In this case study, we explore how SensorFlow, a Singapore-based IoT company, used Holistics to strengthen its embedded analytics capabilities by migrating from Looker to Holistics. Within two weeks, the team successfully migrated 45 dashboards and 124 data models, enabling them to provide real-time energy insights to their customers without the burden of per-user licensing fees.

Use Holistics Since 2024
Industry IoT
Company Size 50

Max Pagel, CTO at SensorFlow, had used Looker for three years before he made the switch to Holistics.

SensorFlow, a Singapore-based company providing smart energy management solutions for hotels, was growing fast at the time, powering 40,000 IoT devices across 18,000 hotel rooms in Asia. As the company grew, Looker’s limitations became more pronounced: stagnant product development and a pricing model that penalized scaling, especially for Embedded Analytics, a critical component as SensorFlow expanded client-facing data access.

The transition from Looker to Holistics was smooth and straightforward. Holistics offered a similar code-based semantic layer, a self-service UI, core features that Max valued, without the weight of restrictive enterprise pricing or the product inertia that had begun to characterize Looker.

Within two weeks after the switch, SensorFlow migrated 45 dashboards and 124 data models to Holistic, with just a two-person data team.

You have 95% feature parity with Looker, so it makes migrating feel like a natural transition.

Holistics felt like a Looker that is still being actually developed and going somewhere, not being mothballed by Google or becoming a cog in a super expensive over-engineered stack.

-- Max Pagel, CTO at SensorFlow

The Challenges with Looker

SensorFlow operates in a high-volume IoT environment, ingesting 2,000 rows of sensor data per second from over 18,000 hotel rooms across Southeast Asia. Internally, this data powers their operational dashboards for tech support, customer success, and engineering teams. Externally, it underpins embedded dashboards used by hotel engineers to monitor HVAC load, room automation, and energy configurations in real time. SensorFlow’s previous setup with Looker was straining under these requirements.

Embedding dashboards came with a steep price: Looker’s per-embed-user licensing model forced the team to purchase user licenses for each customer, even if they only needed access to a single dashboard.

It was a very restrictive model. Some users might only need access to a single dashboard occasionally, yet we'd have to pay the full license cost for them.

This model fundamentally prevented us from experimenting and iterating. We wanted to give users access quickly, see how they used the data, and adapt accordingly. The substantial upfront cost made that approach impossible.

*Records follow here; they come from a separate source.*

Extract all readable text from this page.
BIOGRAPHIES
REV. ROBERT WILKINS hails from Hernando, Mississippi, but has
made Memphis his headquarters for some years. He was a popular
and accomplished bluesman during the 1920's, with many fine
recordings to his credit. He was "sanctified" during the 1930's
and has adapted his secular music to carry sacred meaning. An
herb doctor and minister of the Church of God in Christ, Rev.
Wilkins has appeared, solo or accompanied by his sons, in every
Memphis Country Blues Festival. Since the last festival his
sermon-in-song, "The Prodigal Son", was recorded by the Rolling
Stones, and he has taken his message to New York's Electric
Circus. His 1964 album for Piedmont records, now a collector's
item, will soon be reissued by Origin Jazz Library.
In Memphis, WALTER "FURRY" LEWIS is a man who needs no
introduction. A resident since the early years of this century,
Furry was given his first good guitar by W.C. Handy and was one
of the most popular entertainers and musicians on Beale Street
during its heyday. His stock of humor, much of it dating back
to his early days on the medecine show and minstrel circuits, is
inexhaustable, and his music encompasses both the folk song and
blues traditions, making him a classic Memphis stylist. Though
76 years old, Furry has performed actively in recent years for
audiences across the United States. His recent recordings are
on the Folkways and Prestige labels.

-- Max Pagel, CTO at SensorFlow

Even more frustrating was the architecture: Looker required two separate instances for internal and embedded use cases, each with duplicated LookML models.

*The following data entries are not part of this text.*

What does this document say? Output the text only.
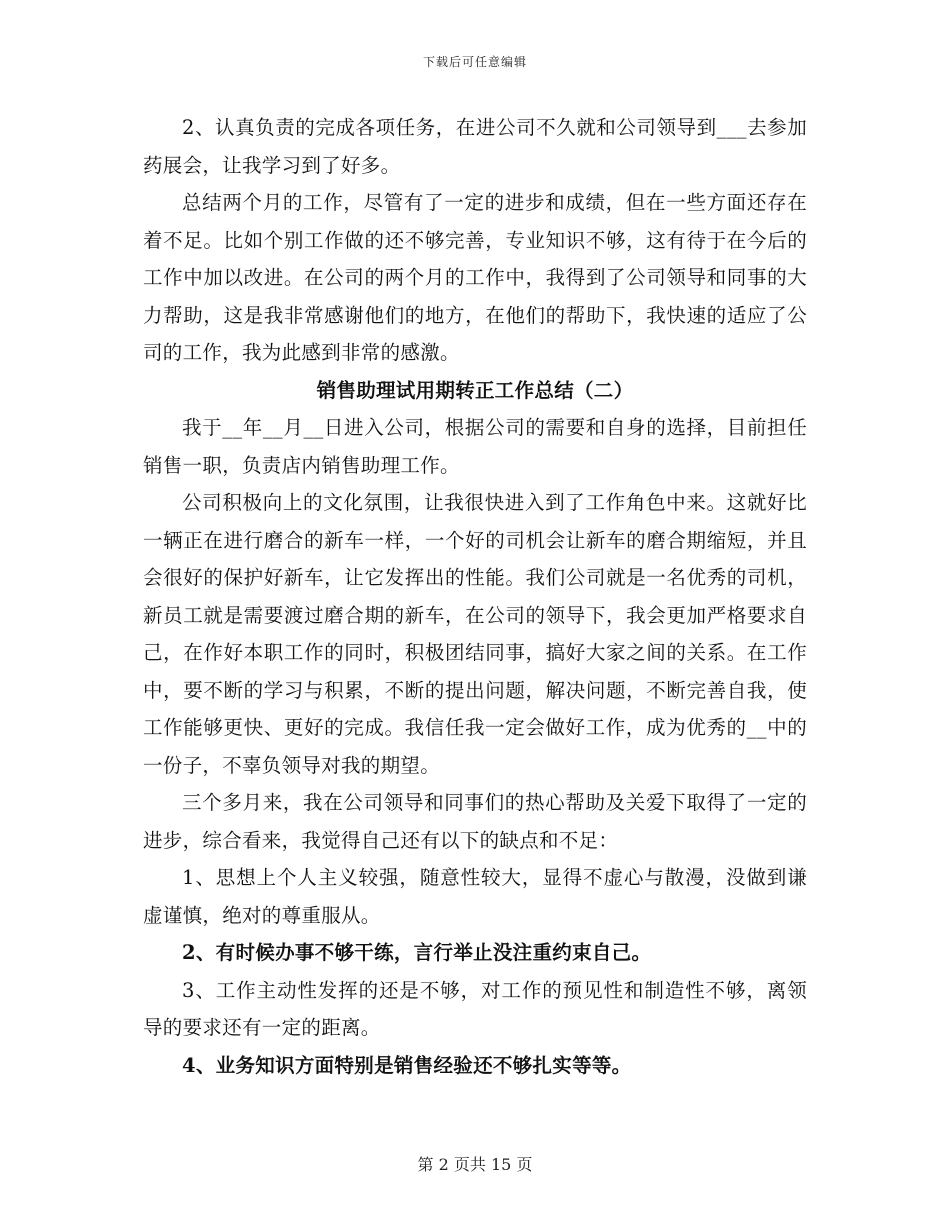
下载后可任意编辑

2、认真负责的完成各项任务，在进公司不久就和公司领导到___去参加药展会，让我学习到了好多。

总结两个月的工作，尽管有了一定的进步和成绩，但在一些方面还存在着不足。比如个别工作做的还不够完善，专业知识不够，这有待于在今后的工作中加以改进。在公司的两个月的工作中，我得到了公司领导和同事的大力帮助，这是我非常感谢他们的地方，在他们的帮助下，我快速的适应了公司的工作，我为此感到非常的感激。

销售助理试用期转正工作总结（二）

我于__年__月__日进入公司，根据公司的需要和自身的选择，目前担任销售一职，负责店内销售助理工作。

公司积极向上的文化氛围，让我很快进入到了工作角色中来。这就好比一辆正在进行磨合的新车一样，一个好的司机会让新车的磨合期缩短，并且会很好的保护好新车，让它发挥出的性能。我们公司就是一名优秀的司机，新员工就是需要渡过磨合期的新车，在公司的领导下，我会更加严格要求自己，在作好本职工作的同时，积极团结同事，搞好大家之间的关系。在工作中，要不断的学习与积累，不断的提出问题，解决问题，不断完善自我，使工作能够更快、更好的完成。我信任我一定会做好工作，成为优秀的__中的一份子，不辜负领导对我的期望。

三个多月来，我在公司领导和同事们的热心帮助及关爱下取得了一定的进步，综合看来，我觉得自己还有以下的缺点和不足：

1、思想上个人主义较强，随意性较大，显得不虚心与散漫，没做到谦虚谨慎，绝对的尊重服从。

2、有时候办事不够干练，言行举止没注重约束自己。

3、工作主动性发挥的还是不够，对工作的预见性和制造性不够，离领导的要求还有一定的距离。

4、业务知识方面特别是销售经验还不够扎实等等。

第 2 页共 15 页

Looker's approach required maintaining two separate instances—one for embedding and one for internal analytics—which created unnecessary complexity.

From a conceptual point of view, that didn’t work. It was expensive and involved a lot of overhead to manage two separate setups.

-- Max Pagel, CTO at SensorFlow

Compounding the frustration was Looker's stale development pace after being acquired by Google. For a forward-looking company like SensorFlow, that lack of momentum raised long-term concerns.

I personally didn't appreciate the direction Google was taking Looker, turning it into purely a semantic layer with Google Data Studio on top. It completely disrupted the seamless experience where you could go from your dashboard to your model back and forth.

-- Max Pagel, CTO at SensorFlow

Frustration built up, and Max knew it was time for a change.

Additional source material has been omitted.